Recensione: Crimson
Sono poche le band che hanno il coraggio di reinventare la propria carriera cambiando, radicalmente, la loro proposta musicale. Nel bene o nel male comunque, ciò che conta è che la svolta sia dettata da un’idea di base. Vale a dire: che si cerchi di alleggerire il proprio sound per accattivare una più vasta fetta di pubblico o che si cerchi di trovare nuove ed insolite forme d’espressione, quel che conta è avere bene in testa cosa fare. E i Sentenced, in quel lontano 2000, le idee le avevano ben chiare: abbandonare il death degli esordi in favore di un sound più classicamente hard e con una marcata attenzione al gothic.
Una svolta forse inaspettata, ma avvenuta per gradi.

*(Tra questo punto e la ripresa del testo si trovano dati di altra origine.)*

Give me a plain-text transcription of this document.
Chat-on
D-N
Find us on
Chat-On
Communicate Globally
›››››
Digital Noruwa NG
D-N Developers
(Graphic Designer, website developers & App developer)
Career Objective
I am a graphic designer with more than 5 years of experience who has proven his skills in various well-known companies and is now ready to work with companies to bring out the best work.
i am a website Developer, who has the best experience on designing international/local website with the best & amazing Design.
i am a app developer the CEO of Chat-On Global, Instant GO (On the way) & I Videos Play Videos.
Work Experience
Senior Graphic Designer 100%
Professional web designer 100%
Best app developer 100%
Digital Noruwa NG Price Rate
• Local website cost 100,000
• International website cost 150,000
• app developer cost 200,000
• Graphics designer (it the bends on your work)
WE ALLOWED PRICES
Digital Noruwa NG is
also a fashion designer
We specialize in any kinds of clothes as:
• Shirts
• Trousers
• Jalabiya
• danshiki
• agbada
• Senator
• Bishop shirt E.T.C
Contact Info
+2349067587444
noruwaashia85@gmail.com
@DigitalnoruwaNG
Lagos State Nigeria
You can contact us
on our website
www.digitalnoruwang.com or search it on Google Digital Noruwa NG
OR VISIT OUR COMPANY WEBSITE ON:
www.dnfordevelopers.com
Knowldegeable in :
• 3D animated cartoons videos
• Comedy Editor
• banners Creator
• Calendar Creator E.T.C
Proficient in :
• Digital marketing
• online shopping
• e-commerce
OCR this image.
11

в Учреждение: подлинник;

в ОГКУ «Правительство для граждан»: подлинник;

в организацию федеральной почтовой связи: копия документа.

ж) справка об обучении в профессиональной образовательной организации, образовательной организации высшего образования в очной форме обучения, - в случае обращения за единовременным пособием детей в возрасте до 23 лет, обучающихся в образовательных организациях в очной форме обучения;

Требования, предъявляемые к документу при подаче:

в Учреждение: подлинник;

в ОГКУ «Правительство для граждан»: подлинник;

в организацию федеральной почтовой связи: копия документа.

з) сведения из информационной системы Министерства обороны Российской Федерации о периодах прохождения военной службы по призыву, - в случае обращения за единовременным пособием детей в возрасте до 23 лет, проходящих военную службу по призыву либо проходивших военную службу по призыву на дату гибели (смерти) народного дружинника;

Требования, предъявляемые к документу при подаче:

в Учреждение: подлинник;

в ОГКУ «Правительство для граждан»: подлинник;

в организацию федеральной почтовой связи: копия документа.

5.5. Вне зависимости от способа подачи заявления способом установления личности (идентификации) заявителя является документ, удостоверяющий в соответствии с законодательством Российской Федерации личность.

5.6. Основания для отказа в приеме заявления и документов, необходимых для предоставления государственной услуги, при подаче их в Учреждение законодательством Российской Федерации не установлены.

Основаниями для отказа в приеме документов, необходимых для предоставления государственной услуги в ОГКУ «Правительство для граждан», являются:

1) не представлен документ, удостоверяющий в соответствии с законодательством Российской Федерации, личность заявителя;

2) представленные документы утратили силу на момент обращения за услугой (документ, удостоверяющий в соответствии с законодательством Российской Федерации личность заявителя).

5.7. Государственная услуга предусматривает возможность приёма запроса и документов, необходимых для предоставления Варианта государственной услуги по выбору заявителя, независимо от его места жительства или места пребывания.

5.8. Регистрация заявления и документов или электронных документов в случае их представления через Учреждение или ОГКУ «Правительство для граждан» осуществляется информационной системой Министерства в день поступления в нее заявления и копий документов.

Un primo avviso lo avevano dato con il gelido e stupendo ibrido “Frozen”, che univa magnificamente gothic e death metal. Due anni dopo, il cerchio si è chiuso con questo “Crimson”. Dato non secondario, in quel periodo i Sentenced non furono gli unici a optare per una svolta melodica. Il fenomeno, complice probabilmente l’esplosione degli H.I.M. o dei 69 eyes, stava affliggendo tutta la Finlandia, spesso in senso buono. Lo può dimostrare il coevo alleggerimento degli Amorphis verso i fascinosi paesaggi di “AM Universum” e “Tuonela”.
Ma non divaghiamo: si parlava di “Crimson”, un album profondamente diverso dai suoi predecessori, eppure egualmente magnifico e complesso. Un nuovo sound, che si rifà in parte ai già citati H.I.M., ma, soprattutto, ai leggendari Lake of Tears (che il titolo sia un omaggio a “A Crimson Cosmos”?), tuttavia più scarno e ancora più roccioso. Lo si capisce subito dal primo giro di chitarra di “Bleeding in My Arms”, semplice ed efficace, che si stampa subito nelle orecchie dell’ascoltatore, anche occasionale, e non lo lascia più. Si nota un (insospettato) gusto per la melodia di facile presa, ad esempio nei ritornelli di “Home in Despair”, “No More Beating as One” o “Dead Moon Rising”, ma pure in riff estremamente semplici e ben costruiti (“Fragile”, “One More Day”).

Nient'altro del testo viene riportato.